What was needed, then, was a solution that would combine interactivity with the reliability of video, preferably in a non-proprietary format that is versatile, well documented, and open to tinkering. The present interactive video essay approaches this balancing act by taking a single, linear video and augmenting it with Javascript-based controls (utilizing the open-source popcorn.js library developed by the Mozilla Foundation to add hypertext-like functionality to video, which has only been natively supported on the Web since the introduction of HTML5). In this way, all audiovisual elements (fonts, graphics, etc.) are fixed in their final form prior to viewing, but the Javascript code instructs to the browser to pause and loop the video playback at certain moments and await user input before proceeding – hence introducing a limited form of interactivity. It would, of course, be possible to expand this interactivity, for example by providing a menu that would allow the viewer/user to skip directly to a given section of the video. In the present case, I decided not to do so, however, as I wished to preserve a degree of linearity (to the extent required to present an argument or a "reading" of the scene in question), only breaking that linearity to allow for decisions on length of engagement with each section. Moreover, viewers can still fast-forward or rewind to any point in the video by using the scrub head, so providing a menu structure is not necessary.

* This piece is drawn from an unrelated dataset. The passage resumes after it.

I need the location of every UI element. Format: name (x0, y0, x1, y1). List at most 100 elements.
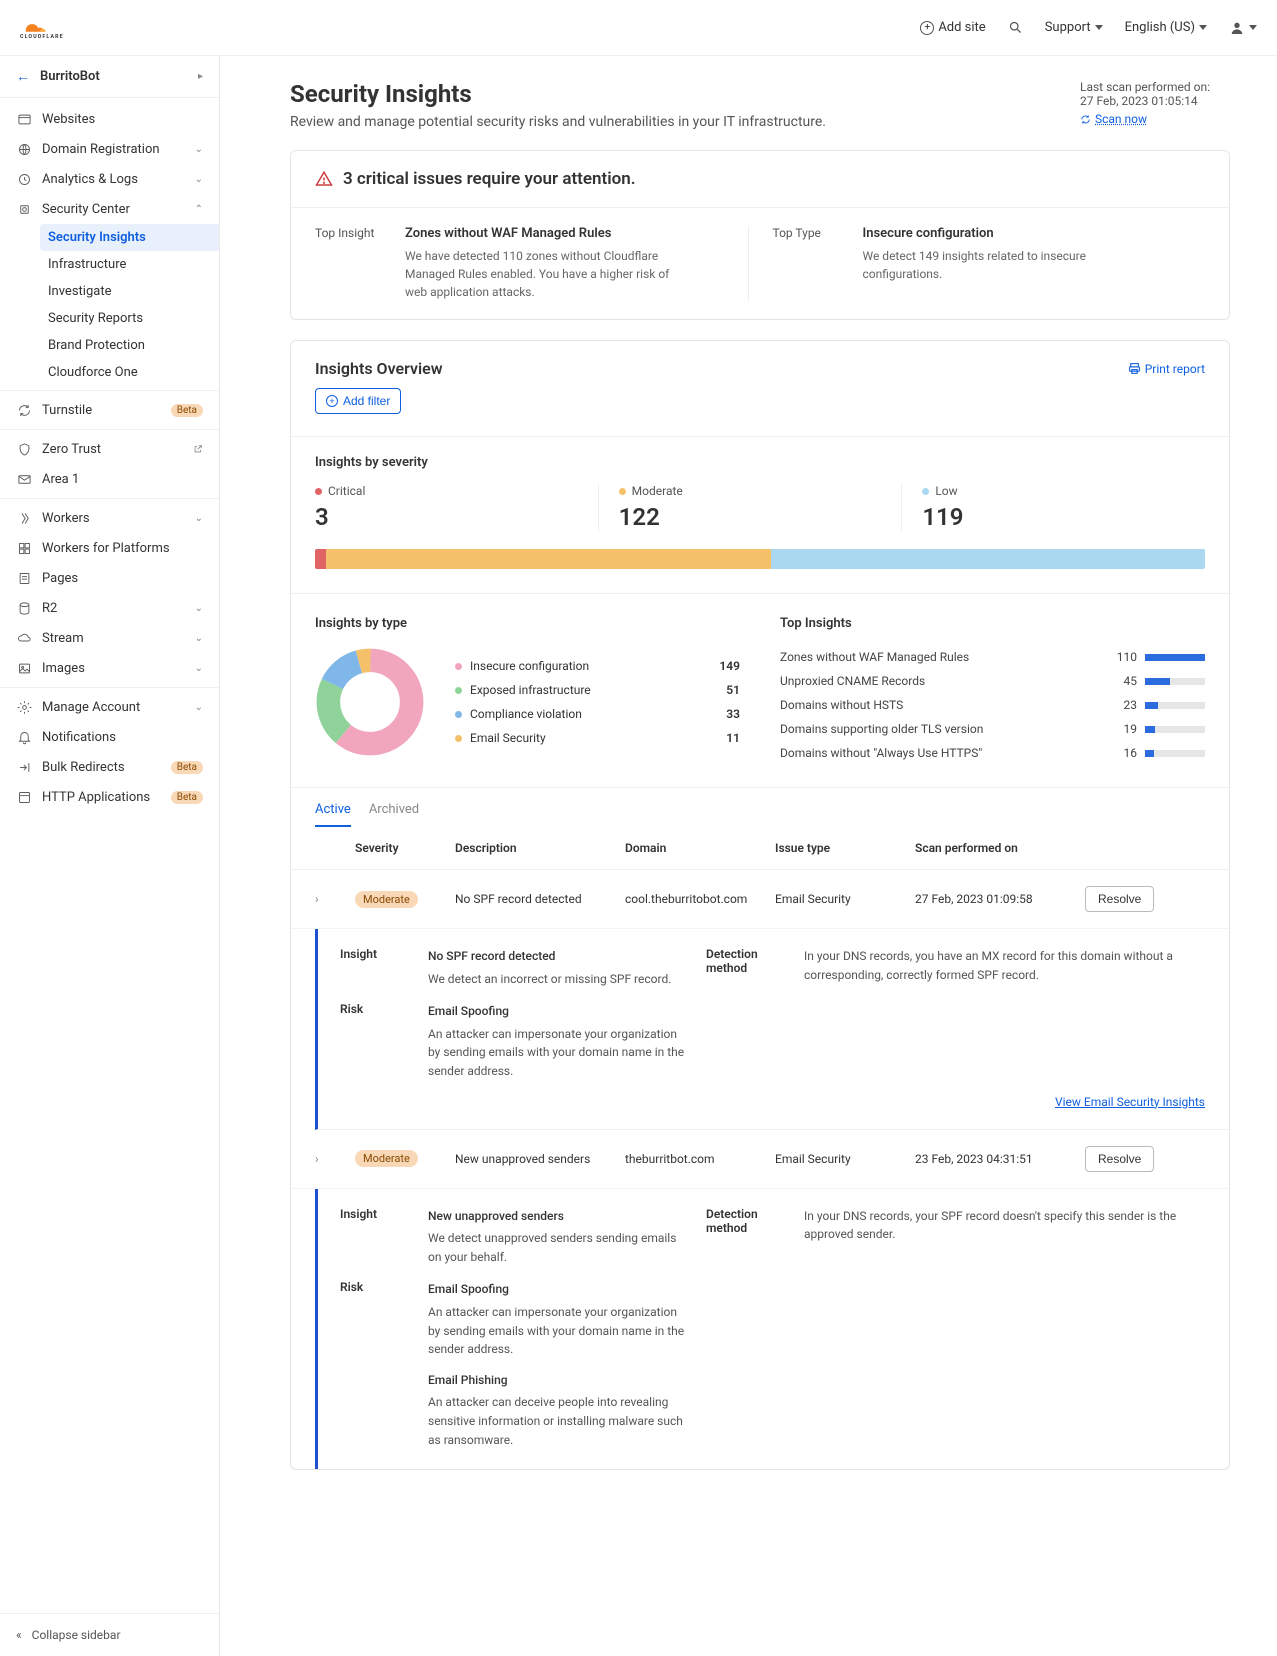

In the end, this interactive video essay remains an experiment with form. It is my hope that it will point the way towards other experiments with interactivity. But beyond such matters of formal experimentation, I hope that the piece enables viewers to engage in perceptual experiments of their own: experiments with duration and spatiotemporal experience, with perceptual attention and the experience of "suture" thematized by the video essay and its object: the perverse spectacle of Roeg's Don't Look Now. Ultimately, the formal experiment of interactivity must be justified by these latter experiments; the form's reason arises, I submit, from the strange rhythms, the generative soundscapes, the unexpected spaces and recombinatory connections produced by looping film clips in juxtaposition, among which the viewer may dwell in a relatively free and undetermined relation – enjoying agency as (in a Bergsonian term) a center of indetermination vis-à-vis the linear progressions of sound and image.